For a long time cryogenics seemed a subject out of science fiction science experiments and was little taken seriously in science. However, much more than freezing people to try to bring them back to life, this is a fairly old technique that has several applications in medicine. From cancer treatment to embryo and stem cell preservation, check out six experiments below that help tell the story of cryogenics. 1. James Arnott and his experiments with tumors – 1845
James Arnott was an English physician and one of the forerunners of cryotherapy. He was the first to use extreme cold to destroy tissues and in 1819 used cryotherapy to freeze breast and uterine tumors during the treatment of cancer patients. In addition to having developed his own equipment for his treatments, Arnott is known to have performed the first cryosurgery in 1845. Even today, cryotherapy is used to treat various types of cancer.2. The first attempt to freeze a person – 1965
Photo of a cryogenic chamber (1966). (Source: SFGATE)
In 1965, Wilma Jean McLaughlin almost became the first person frozen cryogenically. After she died of heart and circulatory problems, her husband decided to donate her body to The Life Extension Society —an organization that offered to freeze a person for free. The experiment was abandoned after the company that was supposed to supply the capsule to store McLaughlin’s body claimed technical problems in the device. Although it was technically a failed experiment, it allowed the Life Extension Society to perform its first cryogenic freeze of a human being some time later.
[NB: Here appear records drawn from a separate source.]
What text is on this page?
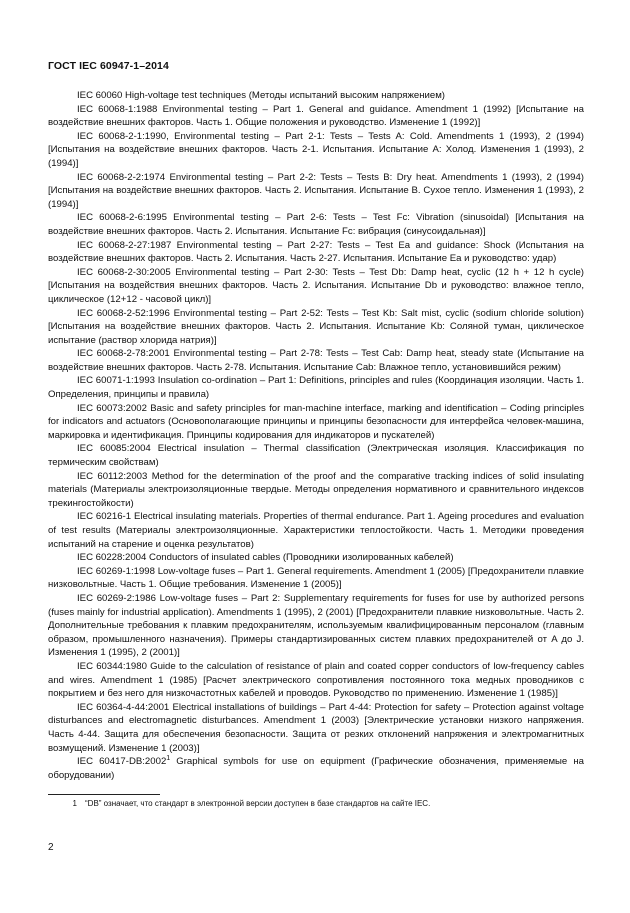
ГОСТ IEC 60947-1–2014

IEC 60060 High-voltage test techniques (Методы испытаний высоким напряжением)

IEC 60068-1:1988 Environmental testing – Part 1. General and guidance. Amendment 1 (1992) [Испытание на воздействие внешних факторов. Часть 1. Общие положения и руководство. Изменение 1 (1992)]

IEC 60068-2-1:1990, Environmental testing – Part 2-1: Tests – Tests A: Cold. Amendments 1 (1993), 2 (1994) [Испытания на воздействие внешних факторов. Часть 2-1. Испытания. Испытание А: Холод. Изменения 1 (1993), 2 (1994)]

IEC 60068-2-2:1974 Environmental testing – Part 2-2: Tests – Tests B: Dry heat. Amendments 1 (1993), 2 (1994) [Испытания на воздействие внешних факторов. Часть 2. Испытания. Испытание В. Сухое тепло. Изменения 1 (1993), 2 (1994)]

IEC 60068-2-6:1995 Environmental testing – Part 2-6: Tests – Test Fc: Vibration (sinusoidal) [Испытания на воздействие внешних факторов. Часть 2. Испытания. Испытание Fc: вибрация (синусоидальная)]

IEC 60068-2-27:1987 Environmental testing – Part 2-27: Tests – Test Ea and guidance: Shock (Испытания на воздействие внешних факторов. Часть 2. Испытания. Часть 2-27. Испытания. Испытание Ea и руководство: удар)

IEC 60068-2-30:2005 Environmental testing – Part 2-30: Tests – Test Db: Damp heat, cyclic (12 h + 12 h cycle) [Испытания на воздействия внешних факторов. Часть 2. Испытания. Испытание Db и руководство: влажное тепло, циклическое (12+12 - часовой цикл)]

IEC 60068-2-52:1996 Environmental testing – Part 2-52: Tests – Test Kb: Salt mist, cyclic (sodium chloride solution) [Испытания на воздействие внешних факторов. Часть 2. Испытания. Испытание Kb: Соляной туман, циклическое испытание (раствор хлорида натрия)]

IEC 60068-2-78:2001 Environmental testing – Part 2-78: Tests – Test Cab: Damp heat, steady state (Испытание на воздействие внешних факторов. Часть 2-78. Испытания. Испытание Cab: Влажное тепло, установившийся режим)

IEC 60071-1:1993 Insulation co-ordination – Part 1: Definitions, principles and rules (Координация изоляции. Часть 1. Определения, принципы и правила)

IEC 60073:2002 Basic and safety principles for man-machine interface, marking and identification – Coding principles for indicators and actuators (Основополагающие принципы и принципы безопасности для интерфейса человек-машина, маркировка и идентификация. Принципы кодирования для индикаторов и пускателей)

IEC 60085:2004 Electrical insulation – Thermal classification (Электрическая изоляция. Классификация по термическим свойствам)

IEC 60112:2003 Method for the determination of the proof and the comparative tracking indices of solid insulating materials (Материалы электроизоляционные твердые. Методы определения нормативного и сравнительного индексов трекингостойкости)

IEC 60216-1 Electrical insulating materials. Properties of thermal endurance. Part 1. Ageing procedures and evaluation of test results (Материалы электроизоляционные. Характеристики теплостойкости. Часть 1. Методики проведения испытаний на старение и оценка результатов)

IEC 60228:2004 Conductors of insulated cables (Проводники изолированных кабелей)

IEC 60269-1:1998 Low-voltage fuses – Part 1. General requirements. Amendment 1 (2005) [Предохранители плавкие низковольтные. Часть 1. Общие требования. Изменение 1 (2005)]

IEC 60269-2:1986 Low-voltage fuses – Part 2: Supplementary requirements for fuses for use by authorized persons (fuses mainly for industrial application). Amendments 1 (1995), 2 (2001) [Предохранители плавкие низковольтные. Часть 2. Дополнительные требования к плавким предохранителям, используемым квалифицированным персоналом (главным образом, промышленного назначения). Примеры стандартизированных систем плавких предохранителей от A до J. Изменения 1 (1995), 2 (2001)]

IEC 60344:1980 Guide to the calculation of resistance of plain and coated copper conductors of low-frequency cables and wires. Amendment 1 (1985) [Расчет электрического сопротивления постоянного тока медных проводников с покрытием и без него для низкочастотных кабелей и проводов. Руководство по применению. Изменение 1 (1985)]

IEC 60364-4-44:2001 Electrical installations of buildings – Part 4-44: Protection for safety – Protection against voltage disturbances and electromagnetic disturbances. Amendment 1 (2003) [Электрические установки низкого напряжения. Часть 4-44. Защита для обеспечения безопасности. Защита от резких отклонений напряжения и электромагнитных возмущений. Изменение 1 (2003)]

IEC 60417-DB:2002$^1$ Graphical symbols for use on equipment (Графические обозначения, применяемые на оборудовании)

1 “DB” означает, что стандарт в электронной версии доступен в базе стандартов на сайте IEC.
2
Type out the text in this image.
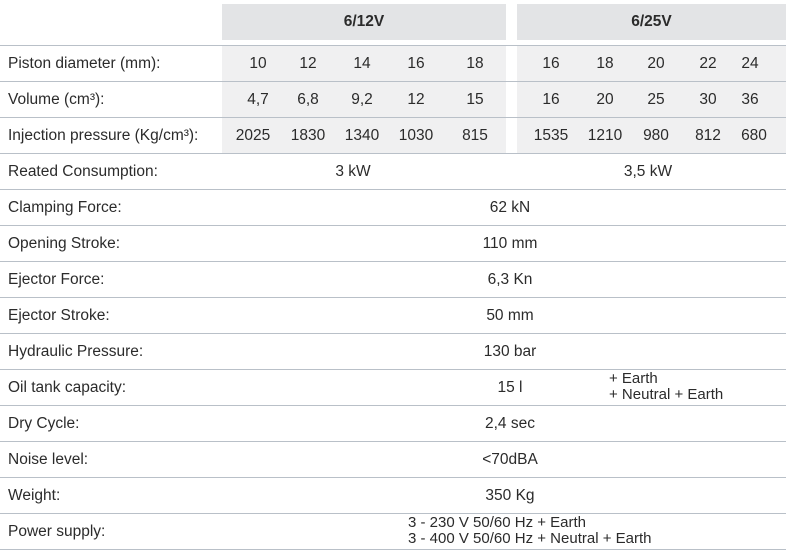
6/12V	6/25V
Piston diameter (mm):	10	12	14	16	18	16	18	20	22	24
Volume (cm³):	4,7	6,8	9,2	12	15	16	20	25	30	36
Injection pressure (Kg/cm³):	2025	1830	1340	1030	815	1535	1210	980	812	680
Reated Consumption:	3 kW	3,5 kW
Clamping Force:	62 kN
Opening Stroke:	110 mm
Ejector Force:	6,3 Kn
Ejector Stroke:	50 mm
Hydraulic Pressure:	130 bar
Oil tank capacity:	15 l
+ Earth
+ Neutral + Earth
Dry Cycle:	2,4 sec
Noise level:	<70dBA
Weight:	350 Kg
Power supply:
3 - 230 V 50/60 Hz + Earth
3 - 400 V 50/60 Hz + Neutral + Earth
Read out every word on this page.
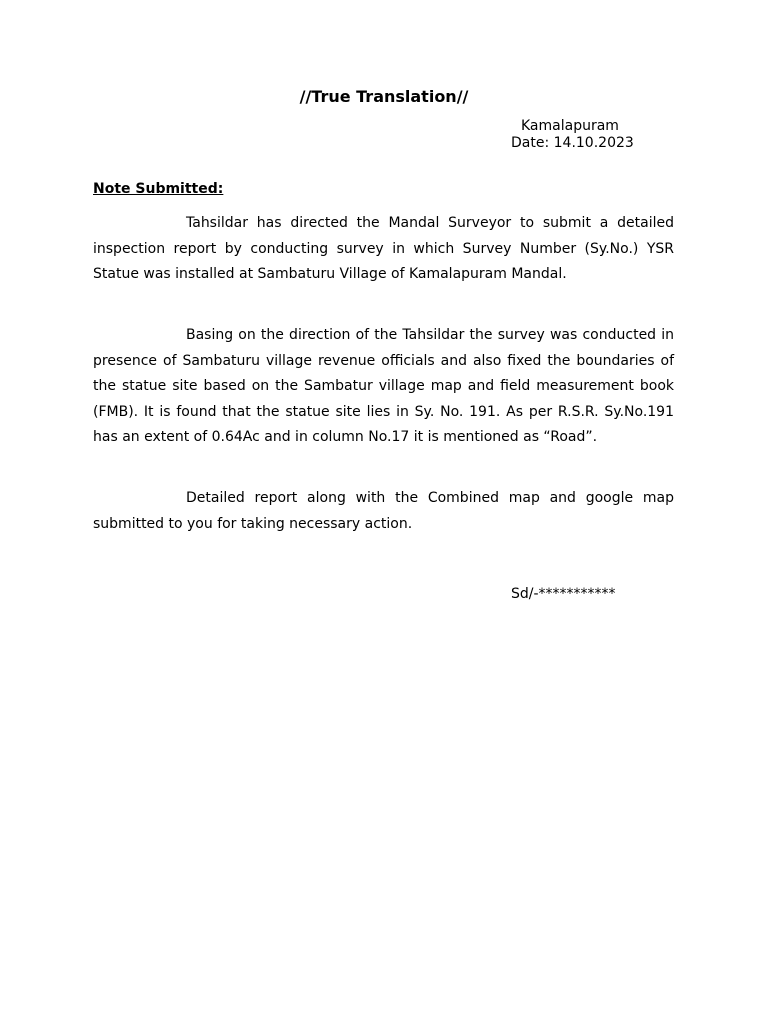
//True Translation//
Kamalapuram
Date: 14.10.2023
Note Submitted:

Tahsildar has directed the Mandal Surveyor to submit a detailed inspection report by conducting survey in which Survey Number (Sy.No.) YSR Statue was installed at Sambaturu Village of Kamalapuram Mandal.

Basing on the direction of the Tahsildar the survey was conducted in presence of Sambaturu village revenue officials and also fixed the boundaries of the statue site based on the Sambatur village map and field measurement book (FMB). It is found that the statue site lies in Sy. No. 191. As per R.S.R. Sy.No.191 has an extent of 0.64Ac and in column No.17 it is mentioned as “Road”.

Detailed report along with the Combined map and google map submitted to you for taking necessary action.

Sd/-***********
The first human cryogenically frozen – 1967
(Source: Kriorus/Reproduction)
James Hiram Bedford was a professor of psychology at the University of California who became the first human to be cryogenically frozen and stored in the hope of one day being revived. He had so much hope in cryogenics, he left $100,000 for cryogenic research when he died in 1967. Since then, his body has gone through different companies that preserve human bodies. It is currently being preserved by the Alcor Life Extension Foundation, an American non-profit organization that researches and performs cryogenics of human cadavers and brains. January 12, the date bedford was cryopreserved, is still known as “Bedford Day” by those working in the field of cryogenics. Geneviève de la Poterie, the first cryogenically frozen child – 1972
Jeté Laurence in ‘Cursed Cemetery’ (2019). (Source: IMDb)
In 1972, Geneviève de la Poterie became the first cryogenically frozen child. She died of kidney cancer at the age of 8. The Life Extension Foundation, an organization that was responsible for preserving the child’s body, did not perform the procedure in the correct manner. With this, the body situation ended up getting worse with no chance of being brought back to life. His body passed into the care of the Cryonics Society of California until 1994, when a technical problem caused several bodies being stored to deteriorate, including geneviève’s. The cryopreservation of a human embryo – 1983
Human embryo. (Source: Wikimedia Commons)
From the 1970s onto cryogenics, it focused on preserving human cells for different types of treatment. The technique was already well known, but had a new breakthrough when the first human embryo was cryopreserved in 1983. The feat was achieved by a medical research team from Monash University in Australia, which in 1971 began research that supports IVF to this day. In addition, in 1983, the program achieved the first in vitro fertilization births using frozen embryos. This experiment presented evidence that frozen embryos for a time could later be implanted into a uterus and turn into a fetus. Since then, cryopreservation of human blood, stem cells, embryos, sperm and eggs has been involved in more than 300,000 births.